Professor Skillings led the laughter himself over this simple joke. But he added:

“I fear I should not be able to interest you in science, Frances.”

“Not in summer, sir–oh, never!” cried Frank. “I refuse to learn a single, living thing until school opens again next fall.”

In spite of Tubby’s complaints, the canoeing party sighted Ware Island in good season for luncheon. This was a low, wooded spot around which the Wintinooski–split in two streams–flowed very quietly. The country on both sides was cut up into farms, with intervening patches of woods, dotted with ferns, and was very beautiful.

There was a little beach on one side of the island, with a green, shaded bank above. This was a favorite picnicking spot for parties from Denton; but our friends had the island all to themselves this day.

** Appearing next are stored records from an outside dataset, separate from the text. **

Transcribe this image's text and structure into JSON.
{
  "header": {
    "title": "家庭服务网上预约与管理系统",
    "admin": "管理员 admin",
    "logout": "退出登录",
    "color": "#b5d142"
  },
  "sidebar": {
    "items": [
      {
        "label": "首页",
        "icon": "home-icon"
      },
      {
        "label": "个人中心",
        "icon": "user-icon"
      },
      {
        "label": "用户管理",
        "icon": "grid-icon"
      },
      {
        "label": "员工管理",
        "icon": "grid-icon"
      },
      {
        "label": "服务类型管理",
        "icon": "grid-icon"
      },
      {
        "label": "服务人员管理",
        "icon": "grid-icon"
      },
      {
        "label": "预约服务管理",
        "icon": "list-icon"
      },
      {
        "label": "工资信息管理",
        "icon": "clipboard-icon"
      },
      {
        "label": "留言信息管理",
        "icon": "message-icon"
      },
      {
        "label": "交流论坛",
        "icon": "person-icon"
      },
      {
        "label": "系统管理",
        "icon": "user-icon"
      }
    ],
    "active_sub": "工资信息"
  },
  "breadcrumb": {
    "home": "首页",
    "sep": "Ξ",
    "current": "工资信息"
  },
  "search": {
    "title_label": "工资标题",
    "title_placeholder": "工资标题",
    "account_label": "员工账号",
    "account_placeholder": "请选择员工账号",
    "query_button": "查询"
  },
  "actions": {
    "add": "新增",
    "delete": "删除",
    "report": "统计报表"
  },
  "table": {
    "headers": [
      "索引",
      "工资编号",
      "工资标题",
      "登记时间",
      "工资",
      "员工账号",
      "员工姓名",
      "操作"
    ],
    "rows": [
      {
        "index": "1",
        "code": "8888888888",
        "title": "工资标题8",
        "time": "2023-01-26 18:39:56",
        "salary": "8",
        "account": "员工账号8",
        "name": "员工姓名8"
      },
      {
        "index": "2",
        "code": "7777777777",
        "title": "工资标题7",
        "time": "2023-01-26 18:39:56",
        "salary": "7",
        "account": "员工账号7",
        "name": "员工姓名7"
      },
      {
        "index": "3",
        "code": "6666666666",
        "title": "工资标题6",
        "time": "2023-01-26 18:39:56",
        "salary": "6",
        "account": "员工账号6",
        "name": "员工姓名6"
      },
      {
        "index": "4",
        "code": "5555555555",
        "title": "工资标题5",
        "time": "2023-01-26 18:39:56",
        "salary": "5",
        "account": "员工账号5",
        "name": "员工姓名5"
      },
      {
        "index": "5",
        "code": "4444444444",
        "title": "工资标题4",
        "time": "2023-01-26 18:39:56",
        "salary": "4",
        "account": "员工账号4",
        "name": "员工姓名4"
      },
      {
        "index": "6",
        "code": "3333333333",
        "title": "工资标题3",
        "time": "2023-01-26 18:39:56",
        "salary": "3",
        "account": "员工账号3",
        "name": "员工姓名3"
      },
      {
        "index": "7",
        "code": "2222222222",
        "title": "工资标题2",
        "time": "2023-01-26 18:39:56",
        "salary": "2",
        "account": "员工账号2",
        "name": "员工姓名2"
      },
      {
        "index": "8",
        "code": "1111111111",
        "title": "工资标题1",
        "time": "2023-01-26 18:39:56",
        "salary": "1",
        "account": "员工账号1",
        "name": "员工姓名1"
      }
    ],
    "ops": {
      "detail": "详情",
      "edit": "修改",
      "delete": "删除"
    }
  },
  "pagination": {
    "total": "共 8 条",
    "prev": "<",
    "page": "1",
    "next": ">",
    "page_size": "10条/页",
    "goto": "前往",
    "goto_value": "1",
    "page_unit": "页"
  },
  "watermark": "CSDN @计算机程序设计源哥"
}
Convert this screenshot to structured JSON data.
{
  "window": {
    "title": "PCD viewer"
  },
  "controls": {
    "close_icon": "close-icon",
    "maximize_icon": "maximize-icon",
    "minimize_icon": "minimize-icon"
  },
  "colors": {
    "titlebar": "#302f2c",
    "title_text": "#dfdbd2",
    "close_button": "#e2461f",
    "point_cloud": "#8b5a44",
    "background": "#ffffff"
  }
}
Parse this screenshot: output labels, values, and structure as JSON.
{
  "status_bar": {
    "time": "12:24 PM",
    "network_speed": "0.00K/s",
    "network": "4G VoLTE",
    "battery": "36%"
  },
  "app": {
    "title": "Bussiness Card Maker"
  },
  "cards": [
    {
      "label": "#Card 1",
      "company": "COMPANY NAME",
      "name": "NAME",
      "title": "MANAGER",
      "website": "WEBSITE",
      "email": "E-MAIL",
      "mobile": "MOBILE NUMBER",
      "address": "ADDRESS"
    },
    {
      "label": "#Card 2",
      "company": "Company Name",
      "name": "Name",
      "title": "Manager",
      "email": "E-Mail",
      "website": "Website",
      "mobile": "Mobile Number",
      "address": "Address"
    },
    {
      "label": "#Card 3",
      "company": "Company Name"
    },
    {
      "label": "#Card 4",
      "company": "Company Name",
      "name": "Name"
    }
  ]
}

The girls had been as far as this island before in their canoes; but never beyond. From this spot on the journey up the Wintinooski would be all new to Wyn Mallory and her chums.

The canoes were hauled up out of the water and the boys skirmished for fuel while the girls got out the luncheon. Ferd Roberts was fire-builder, and Grace, who hated that work, watched him closely, marveling how quickly and well he constructed the pyre and had a blaze merrily dancing among the sticks.

“Doesn’t that beat all!” cried Grace. “You must love fires as much as Nero did.”

“Nero? Let’s see–he was the chap that always was cold; wasn’t he?” queried Ferd, grinning.

“Nope!” broke in Frank. “That was Zero. You will get your ancient history mixed, Ferd!”

The luncheon was quickly laid, and Tubby was not the only one who did it justice. But Bessie Lavine continued to act disagreeably toward the boys. She was “forever nagging,” as Dave said; and sometimes there was a spark of fire when she managed to get one or another of the boys “mad.”

Professor Skillings wandered off with his bag and little geological hammer and Tubby rolled over on his back under a shady bush and went to sleep.

“Pig!” ejaculated Bess, in disgust. “That’s all boys think of–their stomachs.”

“Oh, don’t be so hateful, Bess,” advised Frank. “Come on; the rest of us are going to walk around a little to settle our luncheon, before tackling the paddles again.”

“Humph! with the boys?” snapped Bess, seeing Wyn start off with Dave by her side. “Not me, thank you!”

“All right,” chuckled Frank Cameron. “You can keep Tubby company.”

But that suggestion made Bess even more angry, and she went off with her nose in the air, and all alone. But as the crowd of young folk came around the east end of Ware Island, they, saw Bess standing upon the brink of a steep bank, under a small tree, where the water had washed out a good deal of the earth in a sort of cave beneath where she stood.

“Hi, Bessie! get back from there!” shouted Dave, warningly. “That place is likely to cave in.”

“Then you certainly would get a ducking,” added Frank.

“Pooh! I guess I know what I’m about,” said the girl. “I’m no baby.”

“You’re acting like one,” growled Dave. “That place is dangerous.”

“It’s not, Mr. Smartie!” cried Bess, and she stamped her foot in anger.

And just as though that had been the signal for which it had been waiting, several square yards of the steep bank, with the tree she was clinging to, slumped down into the river.

The girls screamed, while the boys bounded forward toward the spot where Bessie had disappeared.

“Oh, Dave!” cried Wyn. “Save her! save her! She can’t swim very well. She will be drowned!”